A GUIDE outlining the procedures for research, which Malay literature specialist Dr Amin Sweeney wrote some 40 years ago, still stands as a basic reading text in any methodology seminar today.
“Sweeney wrote it in 1972 and it became the basis for all his subsequent researches. It remains useful today as it rests on a strong grasp of the realities of working in the field,” says James T Collins, a historical linguist at the Northern Illinois University, America.
Collins said this during his presentation on Sweeney’s contributions to the study of Malay culture and tradition at Universiti Kebangsaan Malaysia (UKM) recently.

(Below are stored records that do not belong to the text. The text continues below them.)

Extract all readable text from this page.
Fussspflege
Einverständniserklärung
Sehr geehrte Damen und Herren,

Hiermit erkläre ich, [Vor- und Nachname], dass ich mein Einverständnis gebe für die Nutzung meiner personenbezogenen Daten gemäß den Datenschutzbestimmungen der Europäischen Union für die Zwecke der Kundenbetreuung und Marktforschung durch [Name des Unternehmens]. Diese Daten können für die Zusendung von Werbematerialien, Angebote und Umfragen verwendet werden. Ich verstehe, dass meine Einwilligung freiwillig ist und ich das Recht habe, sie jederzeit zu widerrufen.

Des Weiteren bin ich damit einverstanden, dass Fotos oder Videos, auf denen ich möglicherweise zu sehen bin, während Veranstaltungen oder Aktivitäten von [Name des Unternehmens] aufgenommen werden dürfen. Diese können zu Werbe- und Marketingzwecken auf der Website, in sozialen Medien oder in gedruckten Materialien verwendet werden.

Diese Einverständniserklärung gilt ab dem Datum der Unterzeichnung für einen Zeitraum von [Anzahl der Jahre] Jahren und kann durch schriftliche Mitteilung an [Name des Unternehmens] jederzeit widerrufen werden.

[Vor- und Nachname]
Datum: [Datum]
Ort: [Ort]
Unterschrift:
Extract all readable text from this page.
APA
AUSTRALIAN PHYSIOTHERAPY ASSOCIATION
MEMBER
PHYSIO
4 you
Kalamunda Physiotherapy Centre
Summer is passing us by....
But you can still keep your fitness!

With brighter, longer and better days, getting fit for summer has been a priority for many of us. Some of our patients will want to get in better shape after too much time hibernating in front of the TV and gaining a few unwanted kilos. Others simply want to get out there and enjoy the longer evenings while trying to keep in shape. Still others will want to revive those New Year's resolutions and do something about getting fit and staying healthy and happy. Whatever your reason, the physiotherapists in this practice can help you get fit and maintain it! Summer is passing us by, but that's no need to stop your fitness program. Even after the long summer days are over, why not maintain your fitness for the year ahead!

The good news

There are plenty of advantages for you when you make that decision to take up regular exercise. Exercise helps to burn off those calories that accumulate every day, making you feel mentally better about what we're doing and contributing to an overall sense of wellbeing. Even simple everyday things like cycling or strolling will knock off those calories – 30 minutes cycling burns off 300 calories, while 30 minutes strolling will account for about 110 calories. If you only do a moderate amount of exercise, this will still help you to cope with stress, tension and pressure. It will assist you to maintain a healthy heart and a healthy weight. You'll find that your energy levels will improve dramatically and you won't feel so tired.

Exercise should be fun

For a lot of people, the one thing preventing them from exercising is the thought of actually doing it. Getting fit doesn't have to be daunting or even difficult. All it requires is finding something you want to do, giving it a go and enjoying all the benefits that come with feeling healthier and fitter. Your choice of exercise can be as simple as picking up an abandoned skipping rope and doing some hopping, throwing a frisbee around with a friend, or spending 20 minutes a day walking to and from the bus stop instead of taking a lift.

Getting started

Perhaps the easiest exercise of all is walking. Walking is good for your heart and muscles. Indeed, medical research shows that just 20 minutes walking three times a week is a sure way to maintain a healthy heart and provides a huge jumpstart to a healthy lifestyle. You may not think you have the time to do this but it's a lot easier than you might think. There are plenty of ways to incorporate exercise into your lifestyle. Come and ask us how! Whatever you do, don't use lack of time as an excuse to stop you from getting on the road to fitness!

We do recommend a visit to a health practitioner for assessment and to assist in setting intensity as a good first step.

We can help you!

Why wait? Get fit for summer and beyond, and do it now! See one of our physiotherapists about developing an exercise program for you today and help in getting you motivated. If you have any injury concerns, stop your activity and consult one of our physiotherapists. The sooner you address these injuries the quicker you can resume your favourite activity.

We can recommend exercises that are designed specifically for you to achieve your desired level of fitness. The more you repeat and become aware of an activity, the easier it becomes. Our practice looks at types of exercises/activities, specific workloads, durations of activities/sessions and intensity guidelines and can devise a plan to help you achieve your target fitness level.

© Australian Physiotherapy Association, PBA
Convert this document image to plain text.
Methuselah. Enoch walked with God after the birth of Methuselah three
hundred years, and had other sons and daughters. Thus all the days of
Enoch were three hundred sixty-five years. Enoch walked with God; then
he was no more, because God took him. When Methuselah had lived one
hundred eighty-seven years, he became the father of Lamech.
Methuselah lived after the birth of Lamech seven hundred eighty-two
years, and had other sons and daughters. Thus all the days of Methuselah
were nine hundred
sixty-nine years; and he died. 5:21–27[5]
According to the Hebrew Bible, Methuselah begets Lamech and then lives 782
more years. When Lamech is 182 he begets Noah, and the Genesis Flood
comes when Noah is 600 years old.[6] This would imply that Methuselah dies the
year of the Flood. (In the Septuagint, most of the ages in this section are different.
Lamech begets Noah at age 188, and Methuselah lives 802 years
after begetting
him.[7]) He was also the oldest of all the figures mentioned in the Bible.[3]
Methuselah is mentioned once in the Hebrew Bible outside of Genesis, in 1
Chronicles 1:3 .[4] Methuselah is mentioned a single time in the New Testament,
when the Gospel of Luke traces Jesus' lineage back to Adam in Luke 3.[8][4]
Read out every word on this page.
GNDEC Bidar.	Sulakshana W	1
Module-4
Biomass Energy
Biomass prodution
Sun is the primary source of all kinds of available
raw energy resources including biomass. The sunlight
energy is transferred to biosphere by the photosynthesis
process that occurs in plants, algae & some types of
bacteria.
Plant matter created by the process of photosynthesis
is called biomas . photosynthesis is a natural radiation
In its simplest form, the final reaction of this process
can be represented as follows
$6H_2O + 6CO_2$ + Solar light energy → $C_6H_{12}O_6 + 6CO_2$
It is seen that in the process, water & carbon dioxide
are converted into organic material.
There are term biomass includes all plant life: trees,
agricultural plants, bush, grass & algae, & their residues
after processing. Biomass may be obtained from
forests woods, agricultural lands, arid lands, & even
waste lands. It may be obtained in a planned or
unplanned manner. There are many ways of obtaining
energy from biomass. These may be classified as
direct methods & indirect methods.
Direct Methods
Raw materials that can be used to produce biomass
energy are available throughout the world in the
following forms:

Organised by UKM’s Institute of Ethnic Studies, the memorial lecture paid tribute to Sweeney’s more than 50 years contribution to Malay studies before his death in 2010.
In the article Some Suggestions On The Collecting Of Oral Literature, With Special Reference To West Malaysia, published in the Federation Museums Journal (17th edition), Sweeney mentioned conducting a preliminary study to determine “basic local practices and perceptions” as his first step in research.
He believed that in all empirical projects, the researcher must test his hypotheses again and again, and find new materials to verify or disprove initial conclusions.
Sweeney also listed five components of the collection process — finding informants, dealing with informants, recording, interviewing and transcribing.
His method was ahead of the curve when compared to anthropologists of his era.
Linguists of the 1950s and 1960s had “purposely sought out the oldest members of a community to serve as informants in English dialect surveys“.
Sweeney, on the other hand, recorded the best and the worst performers of oral tradition, regardless of age and experience, as he believed this was the “only way we can discover the criteria which are used to distinguish good from bad“.
In keeping with this method, Sweeney spent 10 years “revisiting, rethinking and reactivating” his projects.
For example, Sweeney diligently recorded the performance of Raja Budak presented by Tuk Selampit Mat Nor five times between 1968 and 1978.
Besides taping Mat Nor, Sweeney also recorded his teacher Setapa telling the same tale.
“When he invited Mat Nor to perform it one more time in 1991, (the storyteller) had forgotten the story,” says Collins.
Sweeney also urged researchers to interview informants in their element.
As Sweeney puts it: “The onus is on the (researcher) to create the necessary atmosphere by ensuring that an audience is present” as the wrong setting can yield skewed results.
He shared many more tips on topics ranging from interviewing and transcribing in his article, which Collins recommends to all researchers.
“Sweeney’s overall methodology — available in journals and books in libraries and online stores — is worth exploring in great detail,” he adds.